A few months ago, Jalen asked if he could take golf lessons and Mrs. Bootleg was actually considering it. This kid would spontaneously combust under the tenets of such an unforgiving sport.

"Jalen is SO articulate!"

And, it begins.


SHough610 said...

"My son's preferred method of shoehorning himself into ANY conversation is to talk louder and longer than everyone else in the room." Sounds like Jalen has a future on cable news programs!

I have played maybe 45 holes of non-mini golf in my life. And I realized the only reason to play is if you're really good or like to get spectacularly hammered playing. As hypercompetitive as Jalen is, he'll be launching his putter into the woods... Not that I did that.

In defense of the "articulate" comment, most six year olds need subtitles. I also got the "articulate" comment, apparently that was the polite way to say I liked to talk.

Lew B said...

Dude, let's set up Jalen with his own blog!

Then we could have other first graders (me) post comments like,

"I like cake."

"Jalen hit me today"

"I pulled on Madison's hair and the teacher got mad at me."

It would be great.

But then he would be the only little kid sitting around saying, "Does anyone read my blog?"

Never mind.

Elena said...

OK, so Little Black Filibuster is the name of my new electroclash band from Brooklyn. I promise to credit you in the liner notes of our single-press vinyl.

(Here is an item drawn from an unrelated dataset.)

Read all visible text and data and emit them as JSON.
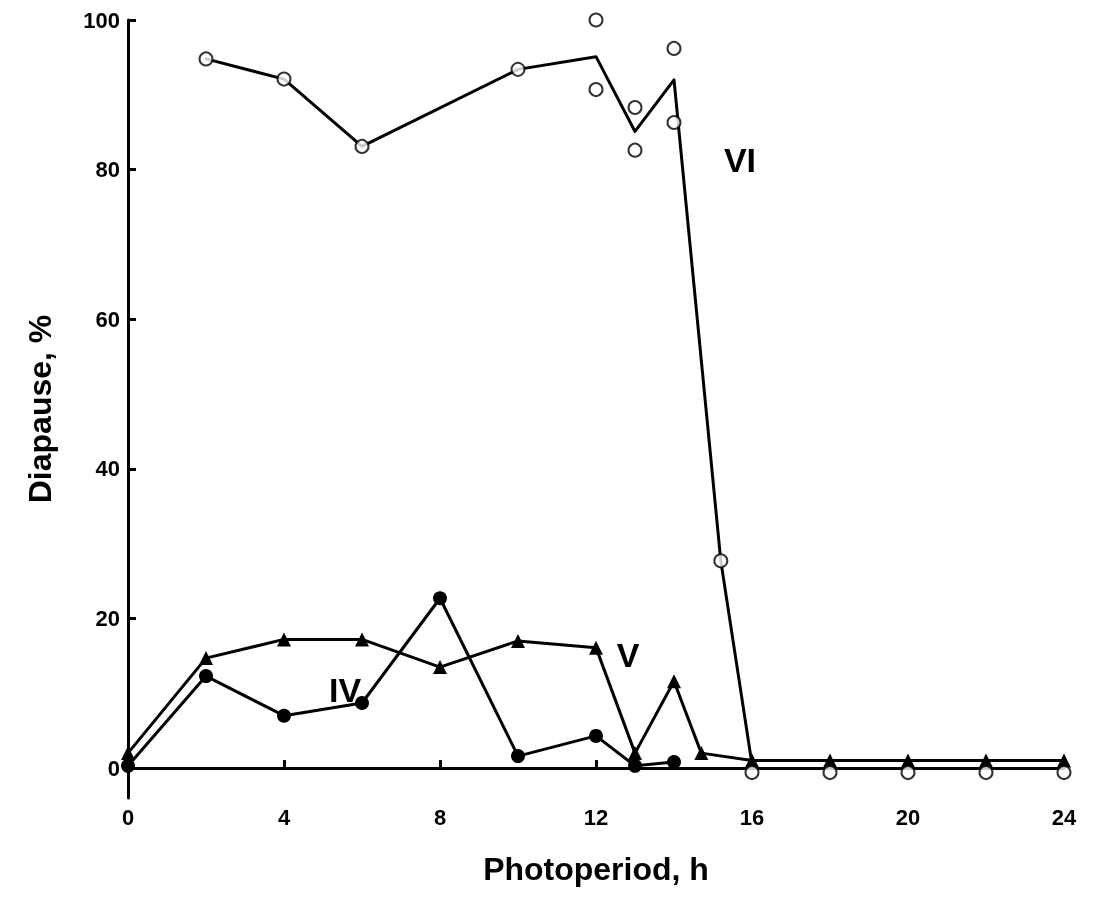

Also, in calling Jalen 'articulate', his teacher might not have been being racially condescending. It could have been ageism as well, or maybe his ability to cuss like an expert has made an impression. Or else it's code for 'next President of the United States'. (I'm bucking for b) and c), myself.)

Aaron C. said...

@Elena -- Yeah, the wife was none too pleased at my interpretation of the "articulate" comment. I'm inclined to side with you on this one. 30-some years of hearing it myself, in some form, with quasi-regularity probably skewed my thinking.

@Sam -- My favorite line from the P/T conference that I didn't use here:

We enjoy all the wonderful stories Jalen shares. Sometimes his stories have little to do with the class discussion at the time, but we listen and enjoy them, nonetheless!

If that ain't proof he's my son AND reading this lightly-read blog, I don't know what is.

Other Joe said...

At least the teacher didn't day "he speaks so well" Cam.